Die Gründerin Kerstin Birkeland entwickelte die Idee aus einem persönlichen Verlust heraus. Als sie ihren Sohn verlor, wurde ihr schmerzlich bewusst, dass es kein einziges schönes Bild der Familie gab. Diese Erfahrung wurde zum Anstoss, anderen Trost zu schenken. In Form von Bildern, die erinnern und bewahren sollen.
Ich schämte mich unnötigerweise für meinen Kinderwunsch – und hatte Angst, die Leute könnten denken, wir wollten Ophelia ersetzen.
Auch auf dem Handy haben Nathalie Hofer und Lukas Bissegger Erinnerungen gesammelt: rund 3500 Fotos und Videos. «Man könnte meinen, das sei viel», meint Nathalie. «Aber für mich ist es zu wenig. Ich hätte am liebsten zehnmal so viele. Ich schaue mir Ophelias Bilder und Filme immer wieder an.»
Ein weiteres Kind
Kurze Zeit nach Ophelias Diagnose spürte Nathalie Hofer den Wunsch nach einem weiteren Kind. Eine Empfindung, die sie selbst als irritierend beschreibt. «Aber der Wunsch war sehr klar. Und ohne Angst.» Wie sie erzählt, konnte sie sich diesen Impuls selbst kaum erklären; mitten in einer Zeit, die von Sorge, Erschöpfung und der Pflege eines schwer kranken Kindes geprägt war. «Ich habe mich unnötigerweise für den Gedanken geschämt. Ich hatte Angst, dass die Leute denken: Jetzt wollen sie Ophelia ersetzen.»
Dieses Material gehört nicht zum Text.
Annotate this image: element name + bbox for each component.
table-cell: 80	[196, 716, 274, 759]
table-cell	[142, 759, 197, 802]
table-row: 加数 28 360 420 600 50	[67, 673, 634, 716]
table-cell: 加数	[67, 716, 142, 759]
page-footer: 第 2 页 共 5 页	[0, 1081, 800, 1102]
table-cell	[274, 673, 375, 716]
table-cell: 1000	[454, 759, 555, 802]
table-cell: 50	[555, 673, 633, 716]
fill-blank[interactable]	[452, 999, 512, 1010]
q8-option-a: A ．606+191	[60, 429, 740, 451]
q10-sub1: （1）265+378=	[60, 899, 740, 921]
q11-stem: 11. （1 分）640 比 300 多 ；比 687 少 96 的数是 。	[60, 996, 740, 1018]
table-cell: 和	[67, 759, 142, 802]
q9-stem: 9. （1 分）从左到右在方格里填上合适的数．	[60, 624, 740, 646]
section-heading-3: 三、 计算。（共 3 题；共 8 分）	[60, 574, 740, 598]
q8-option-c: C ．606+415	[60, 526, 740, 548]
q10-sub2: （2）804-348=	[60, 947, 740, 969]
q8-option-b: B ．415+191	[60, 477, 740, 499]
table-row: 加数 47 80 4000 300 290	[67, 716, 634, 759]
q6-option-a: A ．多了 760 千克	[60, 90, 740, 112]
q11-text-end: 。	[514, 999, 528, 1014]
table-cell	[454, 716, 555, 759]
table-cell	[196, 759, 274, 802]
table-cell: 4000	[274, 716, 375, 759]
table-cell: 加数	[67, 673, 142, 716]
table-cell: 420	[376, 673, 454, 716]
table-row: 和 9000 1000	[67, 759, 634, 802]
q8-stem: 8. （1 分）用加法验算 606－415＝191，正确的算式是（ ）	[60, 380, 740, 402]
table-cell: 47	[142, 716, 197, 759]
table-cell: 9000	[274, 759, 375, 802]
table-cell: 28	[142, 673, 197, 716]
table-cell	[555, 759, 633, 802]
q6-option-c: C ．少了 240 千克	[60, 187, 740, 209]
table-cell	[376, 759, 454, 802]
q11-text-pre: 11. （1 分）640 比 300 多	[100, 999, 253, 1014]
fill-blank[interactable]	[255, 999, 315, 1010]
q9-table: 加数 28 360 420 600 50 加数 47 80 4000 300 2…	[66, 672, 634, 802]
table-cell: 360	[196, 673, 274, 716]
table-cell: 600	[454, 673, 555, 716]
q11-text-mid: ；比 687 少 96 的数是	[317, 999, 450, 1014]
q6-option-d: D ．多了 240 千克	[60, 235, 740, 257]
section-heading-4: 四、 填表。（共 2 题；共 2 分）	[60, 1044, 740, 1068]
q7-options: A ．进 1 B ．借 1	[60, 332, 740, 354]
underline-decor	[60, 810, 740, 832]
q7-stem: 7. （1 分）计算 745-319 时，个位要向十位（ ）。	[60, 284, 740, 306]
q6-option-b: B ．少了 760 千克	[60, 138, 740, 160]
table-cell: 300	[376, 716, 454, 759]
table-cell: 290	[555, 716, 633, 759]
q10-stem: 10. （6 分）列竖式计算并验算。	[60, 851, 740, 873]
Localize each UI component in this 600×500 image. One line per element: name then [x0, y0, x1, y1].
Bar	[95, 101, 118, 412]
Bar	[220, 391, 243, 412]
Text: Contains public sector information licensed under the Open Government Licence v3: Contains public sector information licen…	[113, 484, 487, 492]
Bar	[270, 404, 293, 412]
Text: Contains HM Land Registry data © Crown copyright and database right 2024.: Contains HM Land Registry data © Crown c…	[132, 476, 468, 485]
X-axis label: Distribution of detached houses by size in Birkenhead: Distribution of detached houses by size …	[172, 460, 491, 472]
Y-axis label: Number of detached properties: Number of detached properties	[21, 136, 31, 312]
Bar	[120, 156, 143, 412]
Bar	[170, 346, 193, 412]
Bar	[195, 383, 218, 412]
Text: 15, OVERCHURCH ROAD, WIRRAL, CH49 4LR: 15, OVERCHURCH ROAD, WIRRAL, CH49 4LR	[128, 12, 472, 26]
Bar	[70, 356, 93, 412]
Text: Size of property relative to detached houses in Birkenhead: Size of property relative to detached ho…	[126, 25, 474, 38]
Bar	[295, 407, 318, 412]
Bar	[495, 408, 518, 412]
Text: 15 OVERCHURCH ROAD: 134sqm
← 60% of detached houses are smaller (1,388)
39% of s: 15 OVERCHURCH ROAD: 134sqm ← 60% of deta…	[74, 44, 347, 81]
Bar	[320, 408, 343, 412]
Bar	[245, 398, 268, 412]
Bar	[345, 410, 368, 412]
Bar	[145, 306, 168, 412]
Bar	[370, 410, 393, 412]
Bei ihrem Mann war der Gedanke an ein zweites Kind zunächst mit Angst verbunden. «Was, wenn das noch einmal passiert? Schaffen wir das?» Er fürchtete, dass eine Schwangerschaft in einen Moment fallen könnte, der von Abschied geprägt ist. «Ich hatte grosse Angst, dass sich beides überschneidet: das neue Leben und das Sterben von Ophelia.»
Nach Ophelias Tod war für beide klar: Sie wünschen sich ein weiteres Kind. «Ich konnte sehr schnell auch wieder lachen», sagt Nathalie Hofer. «Und ich hatte nie das Gefühl, ich dürfe nicht mehr glücklich sein.» Lukas ergänzt: «Wir wünschen uns vor allem, dass Melody gesund bleiben darf. Wir haben gelernt, dass Gesundheit alles ist.»
Heute erfüllt Melody das Haus mit Leben. Ihre Stimme, ihr Lachen, der Klang ihrer Schritte füllen die Räume. Sie kam rund ein Jahr nach Ophelias Tod zur Welt. Eine emotionale Gratwanderung, die die Familie meistert: der Wunsch, offen für neues Leben zu sein, ohne die Vergangenheit dabei zu verdecken. «Es ist ein neues Kapitel», sagt Nathalie Hofer. «Aber das alte bleibt aufgeschlagen. Beide gehören zu unserer Geschichte.»